If your customer has Azure AD Premium, you should be able to create a Dynamic group that self-updates; if not, you must create an Assigned group that you must populate and update/maintain manually. For a Dynamic group, we recommend setting the Membership Rule as follows:

• Property: deviceOSType
• Operator: Contains
• Value: Windows or mac as appropriate

Full instructions on creating groups in Microsoft Intune can be found in the following Microsoft article: Add groups to organize users and devices.

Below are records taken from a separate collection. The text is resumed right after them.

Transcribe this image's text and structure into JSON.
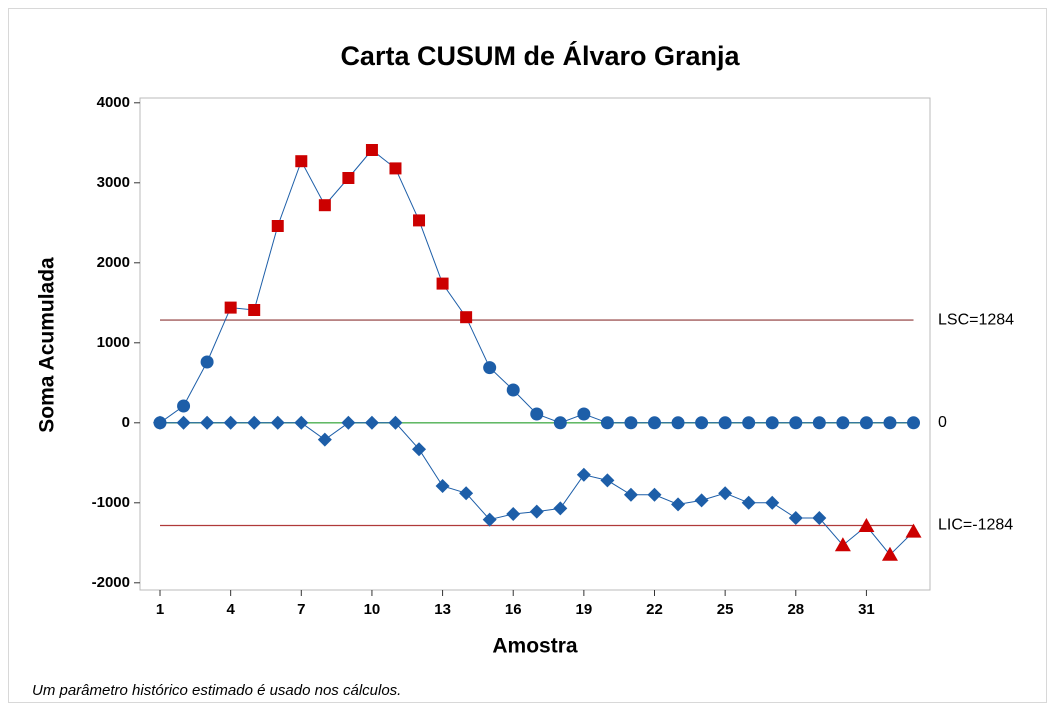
{
  "chart_data": {
    "type": "cusum",
    "title": "Carta CUSUM de Álvaro Granja",
    "xlabel": "Amostra",
    "ylabel": "Soma Acumulada",
    "footnote": "Um parâmetro histórico estimado é usado nos cálculos.",
    "x": [
      1,
      2,
      3,
      4,
      5,
      6,
      7,
      8,
      9,
      10,
      11,
      12,
      13,
      14,
      15,
      16,
      17,
      18,
      19,
      20,
      21,
      22,
      23,
      24,
      25,
      26,
      27,
      28,
      29,
      30,
      31,
      32,
      33
    ],
    "series": [
      {
        "color": "#1d5ea8",
        "marker": "circle",
        "out_color": "#cc0000",
        "out_marker": "square",
        "values": [
          0,
          210,
          760,
          1440,
          1410,
          2460,
          3270,
          2720,
          3060,
          3410,
          3180,
          2530,
          1740,
          1320,
          690,
          410,
          110,
          0,
          110,
          0,
          0,
          0,
          0,
          0,
          0,
          0,
          0,
          0,
          0,
          0,
          0,
          0,
          0
        ]
      },
      {
        "color": "#1d5ea8",
        "marker": "diamond",
        "out_color": "#cc0000",
        "out_marker": "triangle",
        "values": [
          0,
          0,
          0,
          0,
          0,
          0,
          0,
          -210,
          0,
          0,
          0,
          -330,
          -790,
          -880,
          -1210,
          -1140,
          -1110,
          -1070,
          -650,
          -720,
          -900,
          -900,
          -1020,
          -970,
          -880,
          -1000,
          -1000,
          -1190,
          -1190,
          -1530,
          -1290,
          -1650,
          -1360
        ]
      }
    ],
    "ref_lines": [
      {
        "value": 1284,
        "label": "LSC=1284",
        "color": "#a05a5a"
      },
      {
        "value": 0,
        "label": "0",
        "color": "#4caf50"
      },
      {
        "value": -1284,
        "label": "LIC=-1284",
        "color": "#b03a3a"
      }
    ],
    "xlim": [
      0.15,
      33.7
    ],
    "ylim": [
      -2090,
      4060
    ],
    "xticks": [
      1,
      4,
      7,
      10,
      13,
      16,
      19,
      22,
      25,
      28,
      31
    ],
    "yticks": [
      -2000,
      -1000,
      0,
      1000,
      2000,
      3000,
      4000
    ]
  }
}
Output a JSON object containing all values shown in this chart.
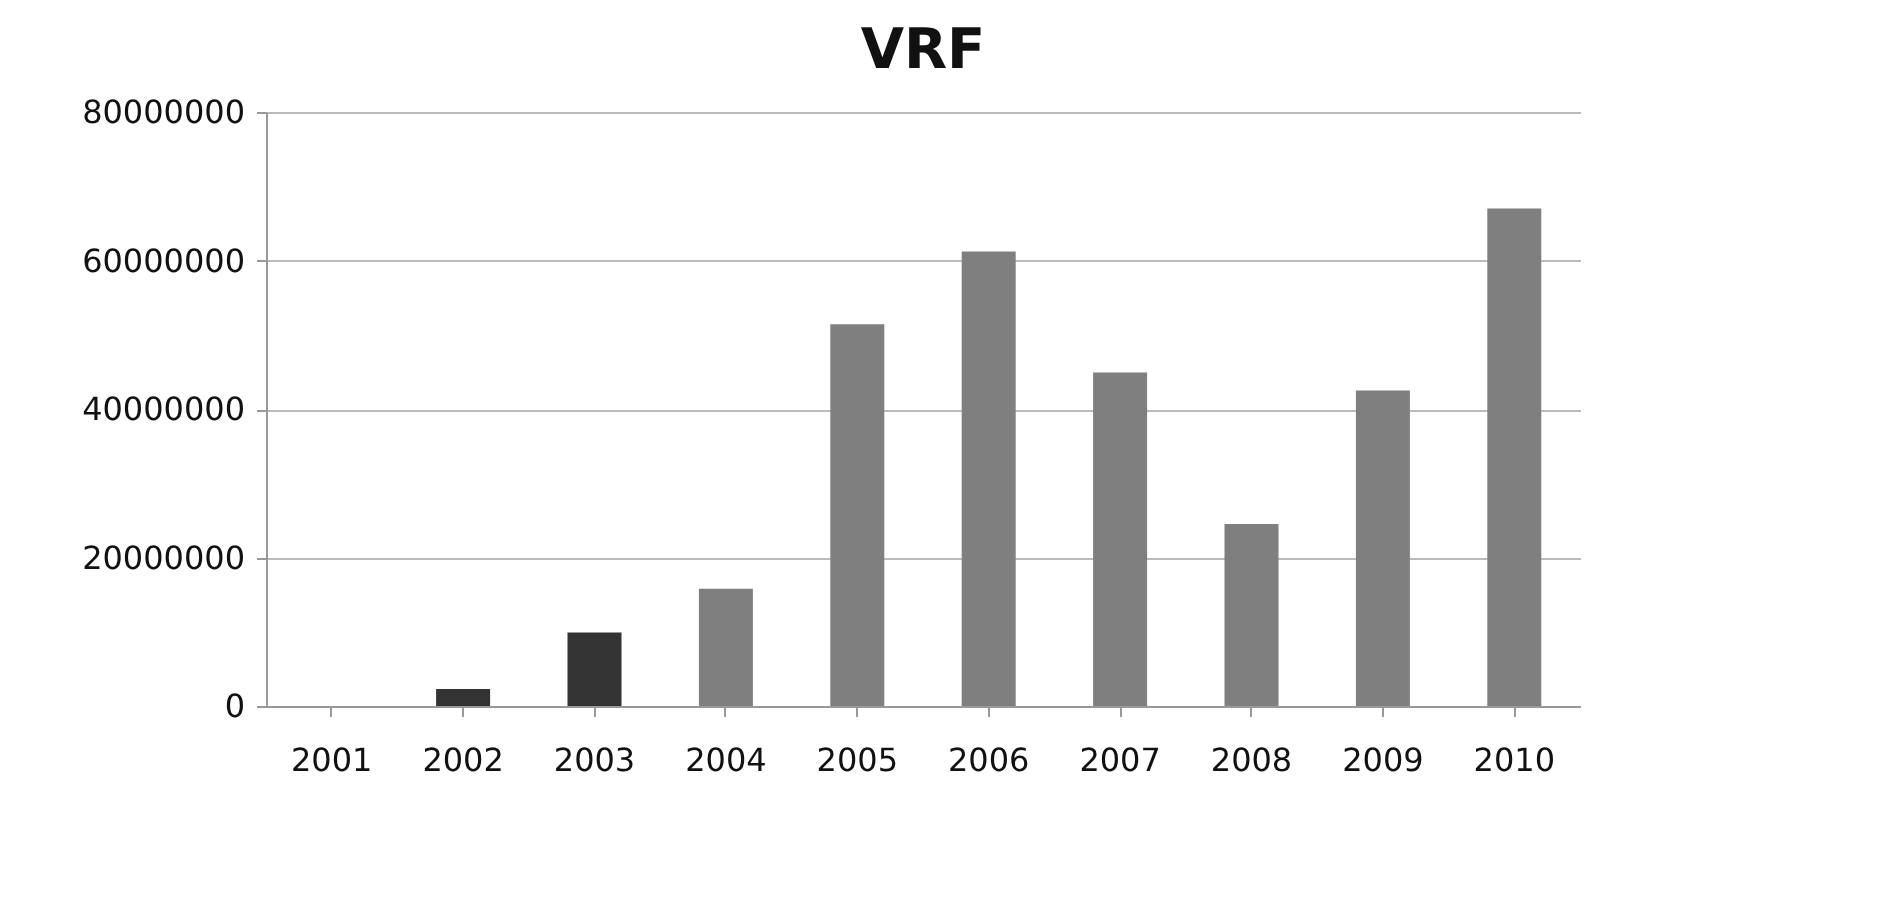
{
  "chart_data": {
    "type": "bar",
    "title": "VRF",
    "categories": [
      "2001",
      "2002",
      "2003",
      "2004",
      "2005",
      "2006",
      "2007",
      "2008",
      "2009",
      "2010"
    ],
    "values": [
      0,
      2300000,
      9900000,
      15800000,
      51400000,
      61200000,
      44900000,
      24500000,
      42500000,
      67000000
    ],
    "colors": [
      "#7f7f7f",
      "#333333",
      "#333333",
      "#7f7f7f",
      "#7f7f7f",
      "#7f7f7f",
      "#7f7f7f",
      "#7f7f7f",
      "#7f7f7f",
      "#7f7f7f"
    ],
    "ylim": [
      0,
      80000000
    ],
    "yticks": [
      0,
      20000000,
      40000000,
      60000000,
      80000000
    ],
    "grid": "y"
  }
}
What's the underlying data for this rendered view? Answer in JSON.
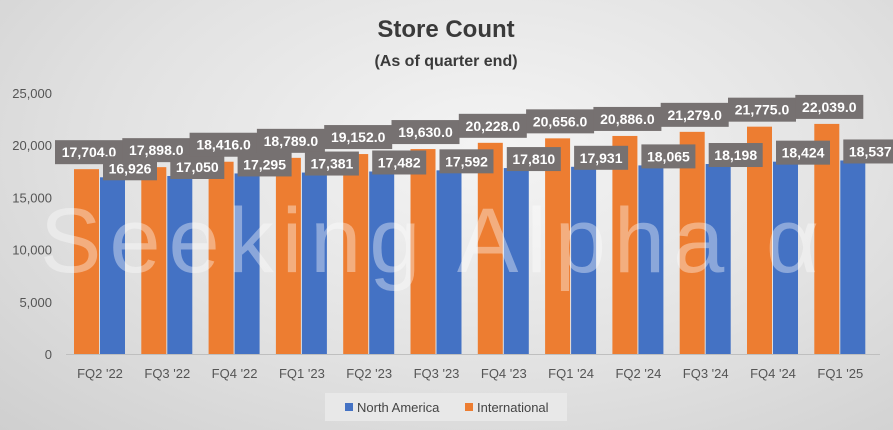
{
  "chart_data": {
    "type": "bar",
    "title": "Store Count",
    "subtitle": "(As of quarter end)",
    "categories": [
      "FQ2 '22",
      "FQ3 '22",
      "FQ4 '22",
      "FQ1 '23",
      "FQ2 '23",
      "FQ3 '23",
      "FQ4 '23",
      "FQ1 '24",
      "FQ2 '24",
      "FQ3 '24",
      "FQ4 '24",
      "FQ1 '25"
    ],
    "series": [
      {
        "name": "North America",
        "color": "#4472C4",
        "values": [
          16926,
          17050,
          17295,
          17381,
          17482,
          17592,
          17810,
          17931,
          18065,
          18198,
          18424,
          18537
        ],
        "labels": [
          "16,926",
          "17,050",
          "17,295",
          "17,381",
          "17,482",
          "17,592",
          "17,810",
          "17,931",
          "18,065",
          "18,198",
          "18,424",
          "18,537"
        ]
      },
      {
        "name": "International",
        "color": "#ED7D31",
        "values": [
          17704,
          17898,
          18416,
          18789,
          19152,
          19630,
          20228,
          20656,
          20886,
          21279,
          21775,
          22039
        ],
        "labels": [
          "17,704.0",
          "17,898.0",
          "18,416.0",
          "18,789.0",
          "19,152.0",
          "19,630.0",
          "20,228.0",
          "20,656.0",
          "20,886.0",
          "21,279.0",
          "21,775.0",
          "22,039.0"
        ]
      }
    ],
    "ylim": [
      0,
      25000
    ],
    "yticks": [
      "0",
      "5,000",
      "10,000",
      "15,000",
      "20,000",
      "25,000"
    ],
    "ytick_values": [
      0,
      5000,
      10000,
      15000,
      20000,
      25000
    ],
    "grid": false,
    "legend": "bottom",
    "label_box_color": "#767171",
    "watermark": "Seeking Alpha α"
  }
}
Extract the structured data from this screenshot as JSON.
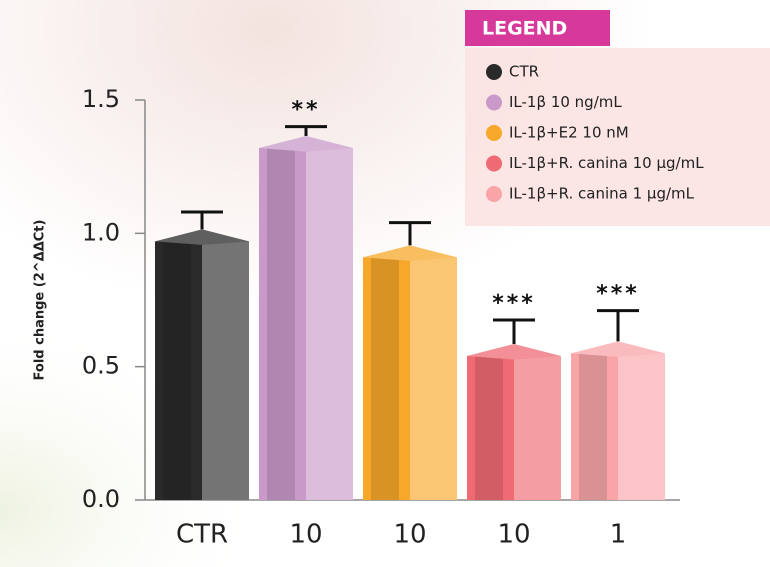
{
  "chart_data": {
    "type": "bar",
    "ylabel": "Fold change (2^ΔΔCt)",
    "categories": [
      "CTR",
      "10",
      "10",
      "10",
      "1"
    ],
    "values": [
      0.97,
      1.32,
      0.91,
      0.54,
      0.55
    ],
    "errors": [
      0.11,
      0.08,
      0.13,
      0.135,
      0.16
    ],
    "annotations": [
      null,
      "**",
      null,
      "***",
      "***"
    ],
    "colors": [
      "#2a2a2a",
      "#c99ac9",
      "#f7a82a",
      "#ef6a73",
      "#f9a5a8"
    ],
    "legend": {
      "title": "LEGEND",
      "labels": [
        "CTR",
        "IL-1β 10 ng/mL",
        "IL-1β+E2 10 nM",
        "IL-1β+R. canina 10 μg/mL",
        "IL-1β+R. canina 1 μg/mL"
      ]
    },
    "ylim": [
      0,
      1.5
    ],
    "yticks": [
      {
        "value": 0,
        "label": "0.0"
      },
      0.5,
      {
        "value": 1,
        "label": "1.0"
      },
      1.5
    ]
  }
}
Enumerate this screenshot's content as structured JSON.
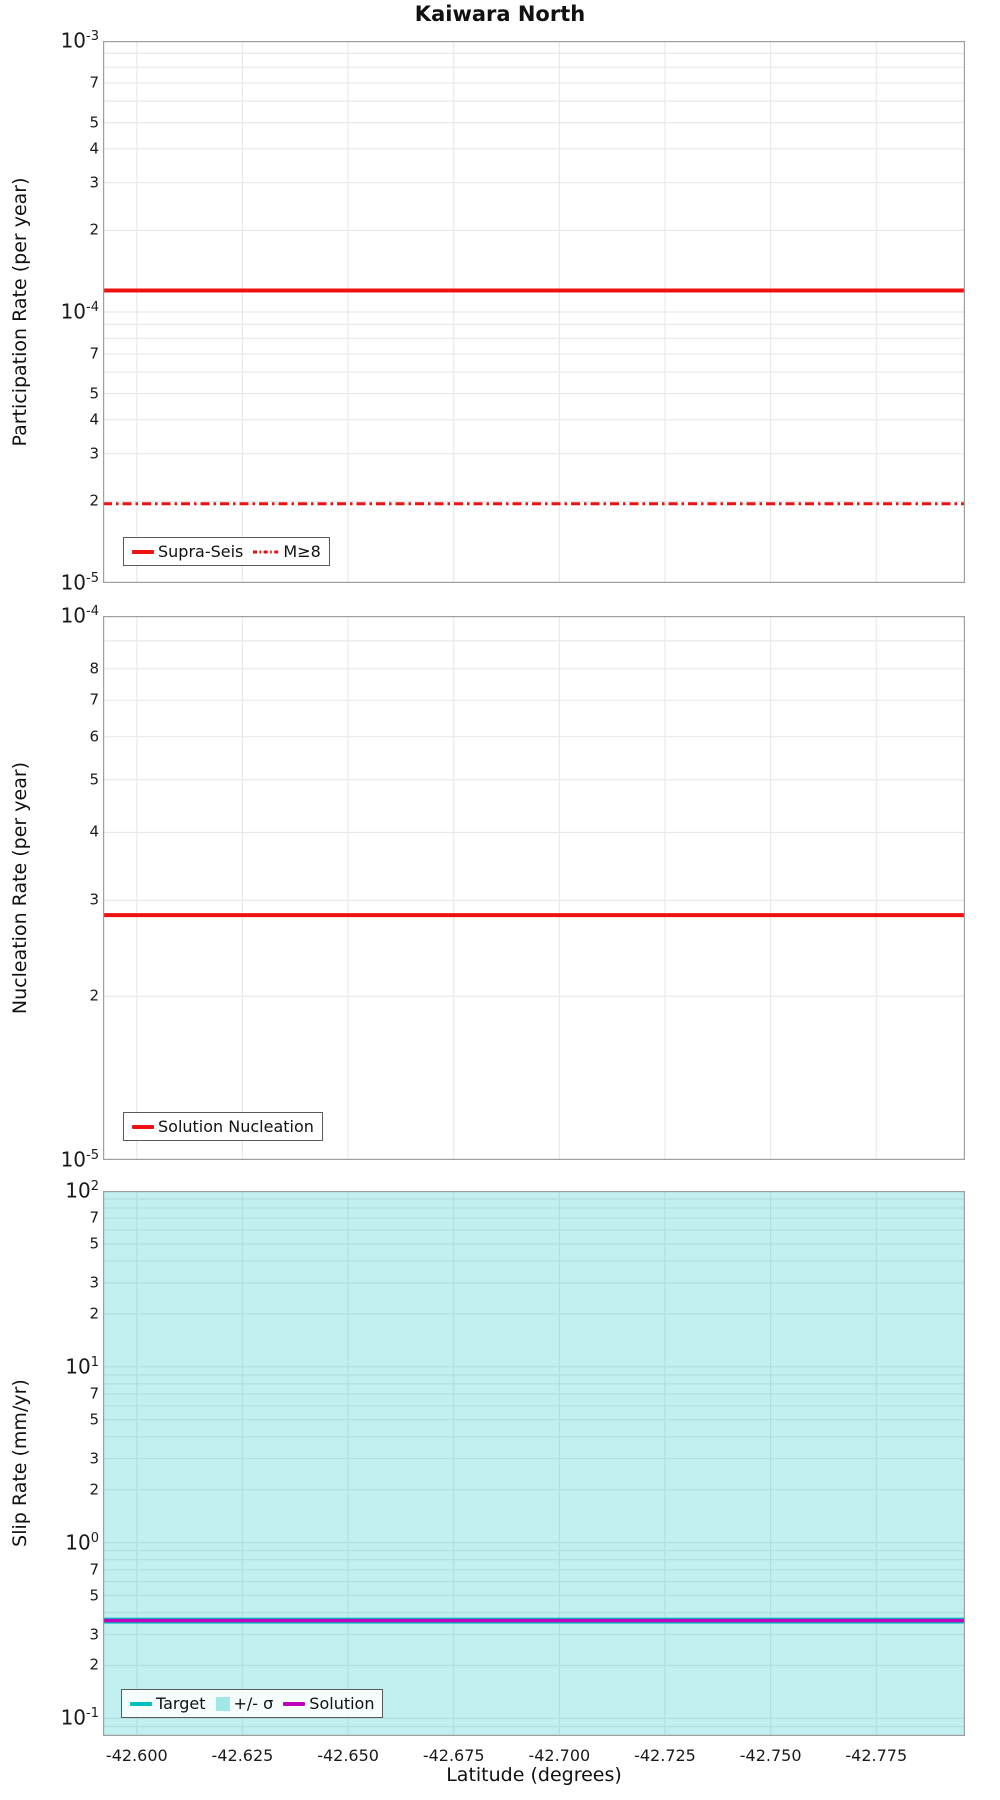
{
  "figure": {
    "title": "Kaiwara North",
    "xlabel": "Latitude (degrees)"
  },
  "colors": {
    "red": "#ee1111",
    "teal": "#00bfbf",
    "magenta": "#bf00bf",
    "band": "rgba(0,191,191,0.24)",
    "band_swatch": "rgba(0,191,191,0.35)",
    "grid": "#e9e9e9",
    "frame": "#9f9f9f"
  },
  "x_axis": {
    "range": [
      -42.592,
      -42.796
    ],
    "tick_values": [
      -42.6,
      -42.625,
      -42.65,
      -42.675,
      -42.7,
      -42.725,
      -42.75,
      -42.775
    ],
    "tick_labels": [
      "-42.600",
      "-42.625",
      "-42.650",
      "-42.675",
      "-42.700",
      "-42.725",
      "-42.750",
      "-42.775"
    ]
  },
  "chart_data": [
    {
      "type": "line",
      "ylabel": "Participation Rate (per year)",
      "yscale": "log",
      "ylog_range": [
        -3,
        -5
      ],
      "ylim": [
        0.001,
        1e-05
      ],
      "minor_tick_labels": [
        7,
        5,
        4,
        3,
        2
      ],
      "grid": true,
      "series": [
        {
          "name": "Supra-Seis",
          "color_key": "red",
          "style": "solid",
          "width": 4,
          "y_value": 0.00012,
          "x_extent": "full"
        },
        {
          "name": "M≥8",
          "color_key": "red",
          "style": "dashdot",
          "width": 3,
          "y_value": 1.96e-05,
          "x_extent": "full"
        }
      ],
      "legend": [
        {
          "label": "Supra-Seis",
          "swatch": "line-solid",
          "color_key": "red"
        },
        {
          "label": "M≥8",
          "swatch": "line-dashdot",
          "color_key": "red"
        }
      ],
      "legend_position": "lower left"
    },
    {
      "type": "line",
      "ylabel": "Nucleation Rate (per year)",
      "yscale": "log",
      "ylog_range": [
        -4,
        -5
      ],
      "ylim": [
        0.0001,
        1e-05
      ],
      "minor_tick_labels": [
        8,
        7,
        6,
        5,
        4,
        3,
        2
      ],
      "grid": true,
      "series": [
        {
          "name": "Solution Nucleation",
          "color_key": "red",
          "style": "solid",
          "width": 4,
          "y_value": 2.82e-05,
          "x_extent": "full"
        }
      ],
      "legend": [
        {
          "label": "Solution Nucleation",
          "swatch": "line-solid",
          "color_key": "red"
        }
      ],
      "legend_position": "lower left"
    },
    {
      "type": "line",
      "ylabel": "Slip Rate (mm/yr)",
      "yscale": "log",
      "ylog_range": [
        2,
        -1.1
      ],
      "ylim": [
        100,
        0.0794
      ],
      "minor_tick_labels": [
        7,
        5,
        3,
        2
      ],
      "grid": true,
      "band": {
        "label": "+/- σ",
        "extent": "full_y_range",
        "color_key": "band"
      },
      "series": [
        {
          "name": "Target",
          "color_key": "teal",
          "style": "solid",
          "width": 6,
          "y_value": 0.36,
          "x_extent": "full"
        },
        {
          "name": "Solution",
          "color_key": "magenta",
          "style": "solid",
          "width": 3.5,
          "y_value": 0.36,
          "x_extent": "full"
        }
      ],
      "legend": [
        {
          "label": "Target",
          "swatch": "line-solid",
          "color_key": "teal"
        },
        {
          "label": "+/- σ",
          "swatch": "patch",
          "color_key": "band_swatch"
        },
        {
          "label": "Solution",
          "swatch": "line-solid",
          "color_key": "magenta"
        }
      ],
      "legend_position": "lower left"
    }
  ]
}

1. In the Microsoft Intune portal for the customer, select Devices. Then, in the Policy section, select Scripts:
   
   

2. Click Add at the top and from the drop-down list, select Windows 10 or macOS as appropriate:
   
   

3. Give the script a name and optional description. Click Next at the bottom.
   

4. Click the icon next to the Script location field and browse to where you saved your PowerShell or Bash/Shell script:
   
   

5. For Windows, ensure that you set the following three options to NO:
• Run this script using the logged on credentials
• Enforce script signature check
• Run script in 64-bit PowerShell host

6. For macOS, ensure you set Run script as signed-in user to NO. The other three options should remain as Not configured.
   • Hide script notifications on devices
   • Script frequency
   • Max number of times to retry if script fails
   
7. Click Next.
   
8. Assign the script to the correct group for the devices you are deploying to. Click Select groups to include or Add groups as applicable, then select the group you created previously from the list on the right:
   
   
9. Click Next and confirm your configuration in the review screen that appears.
10. Click Add to deploy the script to the devices in the group. The Datto RMM Agents will be installed when the script is run, which will be on the next sync.
    

Full information about deploying PowerShell scripts to enrolled Windows 10 devices within Microsoft Intune can be found in the Microsoft article here: Use PowerShell scripts on Windows 10/11 devices in Intune. Full information about deploying Bash and Shell scripts to enrolled macOS devices within Microsoft Endoint Manager can be found in the Microsoft article here: Use shell scripts on macOS devices in Intune.